When it first appeared little did we know that cryptocurrency may be what replaces traditional financial instruments. By the same token, it was hard to imagine that anything could become a viable alternative for lawyers and accountants.
And then, blockchain smart contracts entered the scene.
These self-executing lines of code that efficiently and quickly establish financial and business agreements between two or more parties showed their potential shortly after they were designed. The year was 1994, and the man behind the creation was Nick Szabo, an American computer scientist who invented a virtual currency called “Bit Gold”, years before anyone had even heard of Bitcoin.
Smart contracts only started to gain popularity in business with the introduction of Ethereum, which utilizes the Solidity language for their programming and offers great speed of execution. Smart contracts using blockchain are open-source business rules that hinge on the “if/then” relationship, so in order to be executed, a pre-proposed set of conditions must be met.
Have the interested parties signed the contract? Have all user identities been authenticated? Has the 30-day limit passed? If so, then the tokens can be burned and a transaction made?
Smart contract’s open-source nature has made them traceable, transparent, and irreversible, which secures them against unplanned modifications from malicious actors on the blockchain. Instead, all “forks” must be agreed upon by all the blockchain participants in order to get implemented.
This is exactly where crypto smart contract platforms have extensive potential for evolution and mass adoption outside the financial and business world.
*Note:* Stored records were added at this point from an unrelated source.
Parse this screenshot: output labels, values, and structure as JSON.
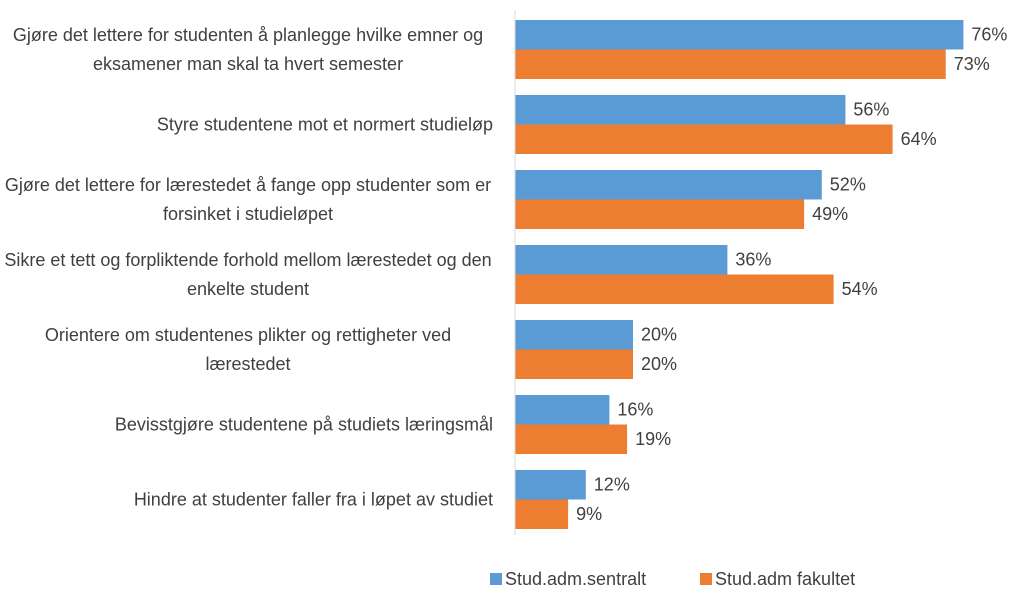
{
  "chart_data": {
    "type": "bar",
    "orientation": "horizontal",
    "categories": [
      "Gjøre det lettere for studenten å planlegge hvilke emner og eksamener man skal ta hvert semester",
      "Styre studentene mot et normert studieløp",
      "Gjøre det lettere for lærestedet å fange opp studenter som er forsinket i studieløpet",
      "Sikre et tett og forpliktende forhold mellom lærestedet og den enkelte student",
      "Orientere om studentenes plikter og rettigheter ved lærestedet",
      "Bevisstgjøre studentene på studiets læringsmål",
      "Hindre at studenter faller fra i løpet av studiet"
    ],
    "series": [
      {
        "name": "Stud.adm.sentralt",
        "color": "#5b9bd5",
        "values": [
          76,
          56,
          52,
          36,
          20,
          16,
          12
        ],
        "value_labels": [
          "76%",
          "56%",
          "52%",
          "36%",
          "20%",
          "16%",
          "12%"
        ]
      },
      {
        "name": "Stud.adm fakultet",
        "color": "#ed7d31",
        "values": [
          73,
          64,
          49,
          54,
          20,
          19,
          9
        ],
        "value_labels": [
          "73%",
          "64%",
          "49%",
          "54%",
          "20%",
          "19%",
          "9%"
        ]
      }
    ],
    "xlim": [
      0,
      80
    ],
    "legend": "bottom"
  }
}
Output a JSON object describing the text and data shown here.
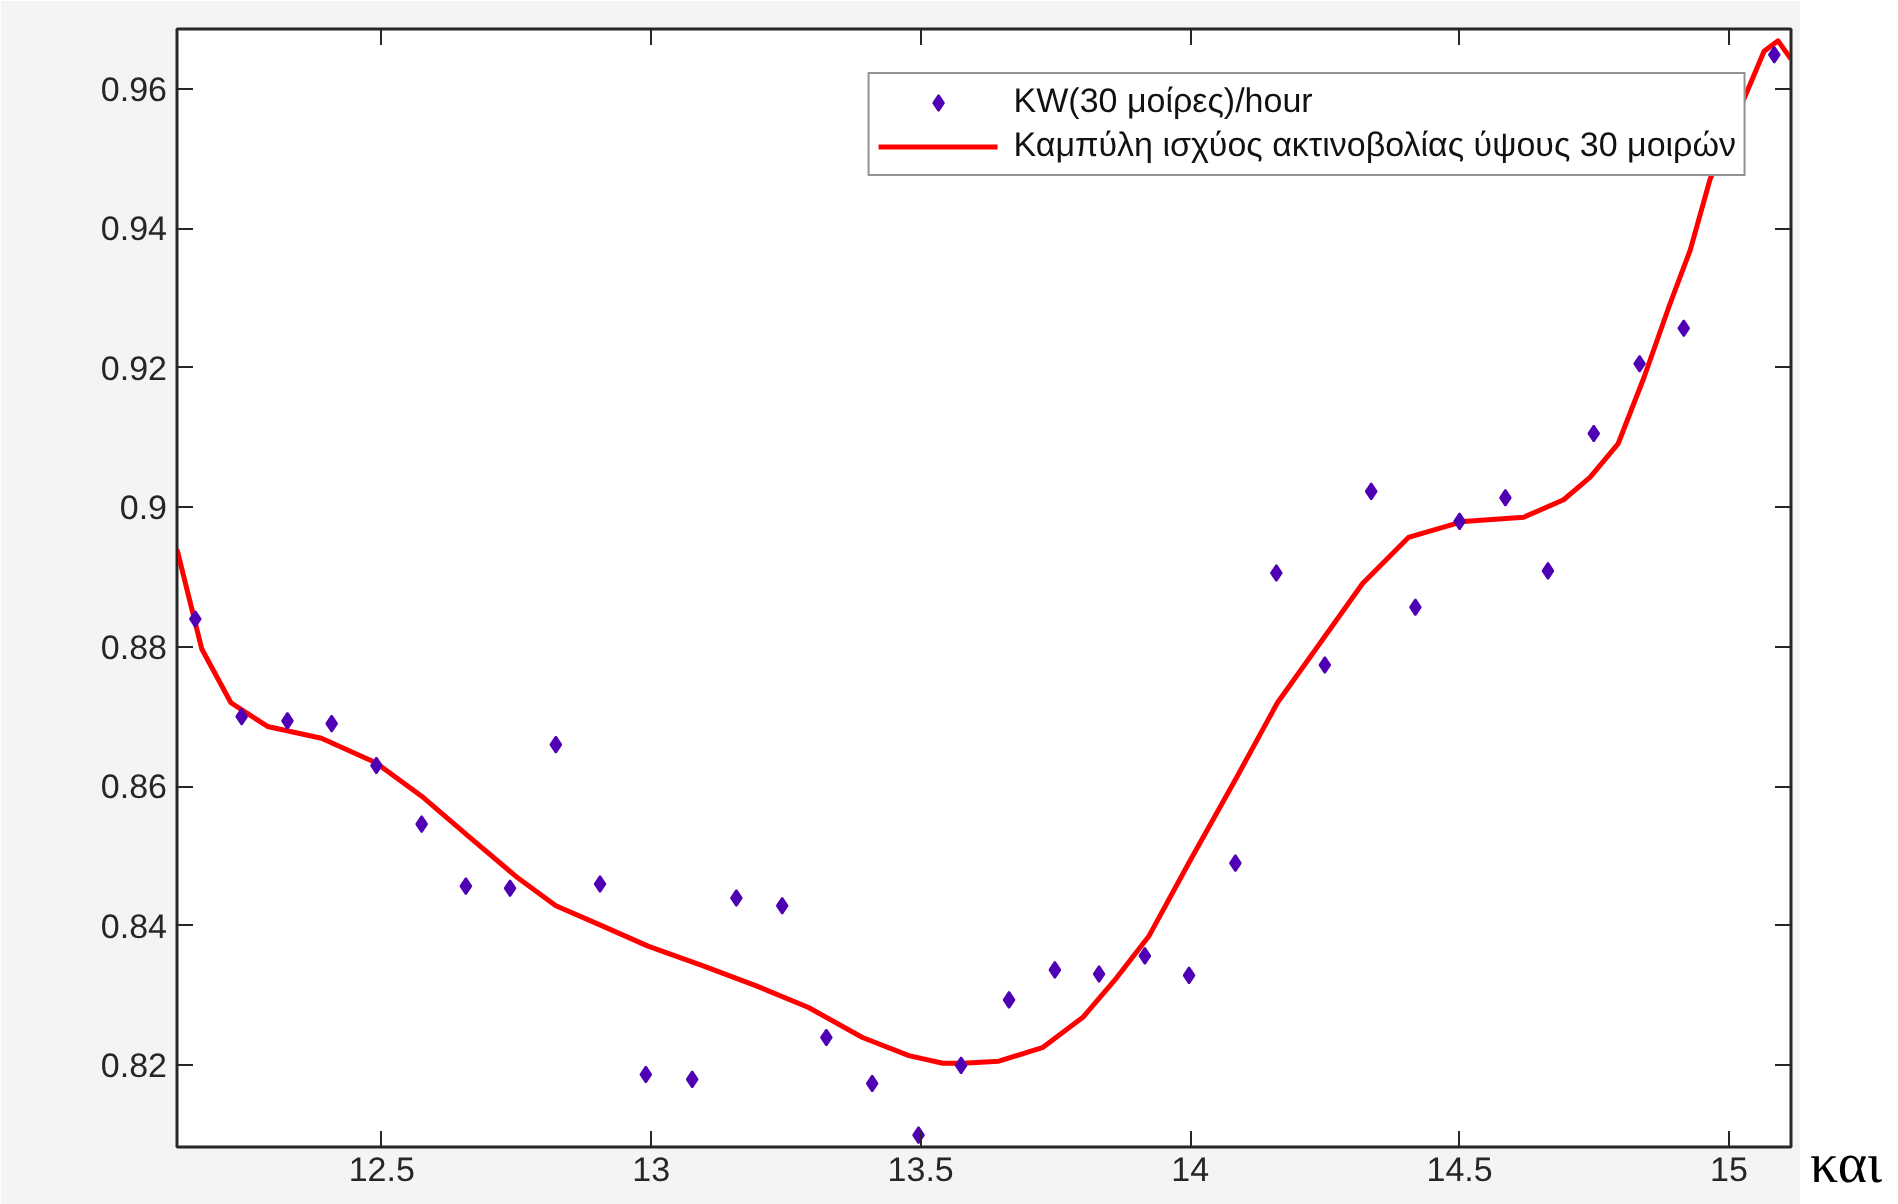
{
  "chart_data": {
    "type": "scatter",
    "xlim": [
      12.12,
      15.115
    ],
    "ylim": [
      0.8083,
      0.9686
    ],
    "xticks": [
      12.5,
      13,
      13.5,
      14,
      14.5,
      15
    ],
    "yticks": [
      0.82,
      0.84,
      0.86,
      0.88,
      0.9,
      0.92,
      0.94,
      0.96
    ],
    "grid": false,
    "legend": "top right",
    "annotations": [
      "και"
    ],
    "series": [
      {
        "name": "KW(30 μοίρες)/hour",
        "marker": "diamond",
        "color": "#5000b4",
        "x": [
          12.154,
          12.24,
          12.325,
          12.407,
          12.49,
          12.574,
          12.656,
          12.738,
          12.823,
          12.905,
          12.99,
          13.076,
          13.158,
          13.243,
          13.325,
          13.41,
          13.496,
          13.575,
          13.664,
          13.749,
          13.831,
          13.916,
          13.998,
          14.084,
          14.16,
          14.25,
          14.336,
          14.418,
          14.5,
          14.585,
          14.664,
          14.749,
          14.834,
          14.916,
          15.084
        ],
        "values": [
          0.884,
          0.87,
          0.8694,
          0.869,
          0.863,
          0.8546,
          0.8457,
          0.8454,
          0.866,
          0.846,
          0.8187,
          0.818,
          0.844,
          0.8429,
          0.824,
          0.8174,
          0.81,
          0.82,
          0.8294,
          0.8337,
          0.8331,
          0.8357,
          0.8329,
          0.849,
          0.8906,
          0.8774,
          0.9023,
          0.8857,
          0.898,
          0.9014,
          0.8909,
          0.9106,
          0.9206,
          0.9257,
          0.9649
        ]
      },
      {
        "name": "Καμπύλη ισχύος ακτινοβολίας ύψους 30 μοιρών",
        "type": "line",
        "line_style": "solid",
        "color": "#ff0000",
        "x": [
          12.12,
          12.166,
          12.22,
          12.288,
          12.388,
          12.489,
          12.574,
          12.66,
          12.749,
          12.823,
          12.909,
          12.994,
          13.095,
          13.195,
          13.292,
          13.392,
          13.478,
          13.541,
          13.578,
          13.645,
          13.727,
          13.801,
          13.864,
          13.924,
          13.998,
          14.087,
          14.162,
          14.236,
          14.32,
          14.405,
          14.507,
          14.619,
          14.693,
          14.742,
          14.794,
          14.842,
          14.89,
          14.928,
          14.965,
          15.065,
          15.091,
          15.115
        ],
        "values": [
          0.894,
          0.8797,
          0.872,
          0.8686,
          0.8669,
          0.8634,
          0.8586,
          0.8529,
          0.8471,
          0.8429,
          0.84,
          0.8371,
          0.8343,
          0.8314,
          0.8283,
          0.824,
          0.8214,
          0.8203,
          0.8203,
          0.8206,
          0.8226,
          0.8269,
          0.8326,
          0.8386,
          0.8491,
          0.8614,
          0.872,
          0.88,
          0.8891,
          0.8957,
          0.898,
          0.8986,
          0.9011,
          0.9043,
          0.9091,
          0.9186,
          0.9291,
          0.9369,
          0.9471,
          0.9654,
          0.9669,
          0.9643
        ]
      }
    ]
  }
}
Fields like supply chains, e-commerce, company management, voting, taxation, healthcare, real estate – they are all primed for disruption by smart contract implementation.
Having any number of parties able to collaborate on a matter without anyone getting the opportunity to manipulate the data and outcomes allows for a level of decentralization that is questionable in today’s state of democracy.
Large enterprises like Microsoft, IBM, JPMorgan, SAP, Consensys, and others have already started incorporating smart contracts in blockchain into their customer-facing offerings.
On the other hand, many have offered blockchain-based voting as the resolution of the Trump-Biden election dispute by offering a mechanism of trust, instead of voters having to rely on the two parties to correctly and honestly trace the casted votes back to each voter.
Making procedures efficient via an added layer of transparency and unhackability not only epitomizes the original idea behind the democratic election process but also allows for companies to handle business workflows more efficiently than ever.
This is exactly what makes projects that are evolving around smart contract blockchains more accessible to the everyday person, and easy to use.
Based on the principles of transparency, trackability, and self-execution, smart contracts leave no room for misinterpretation and ambiguity. They may never replace human lawyers and accountants but they will certainly be able to lighten the load and maybe even have individuals run them from their own living rooms.
“…the way in which smart contracts can be deployed is only limited by the imagination of the developers working on it,” someone once said.
It’s up to companies like AIKON to do their best to make the blockchain platform accessible to everyone, and by extension, ensure smooth mass adoption of all its products – including blockchain smart contract development.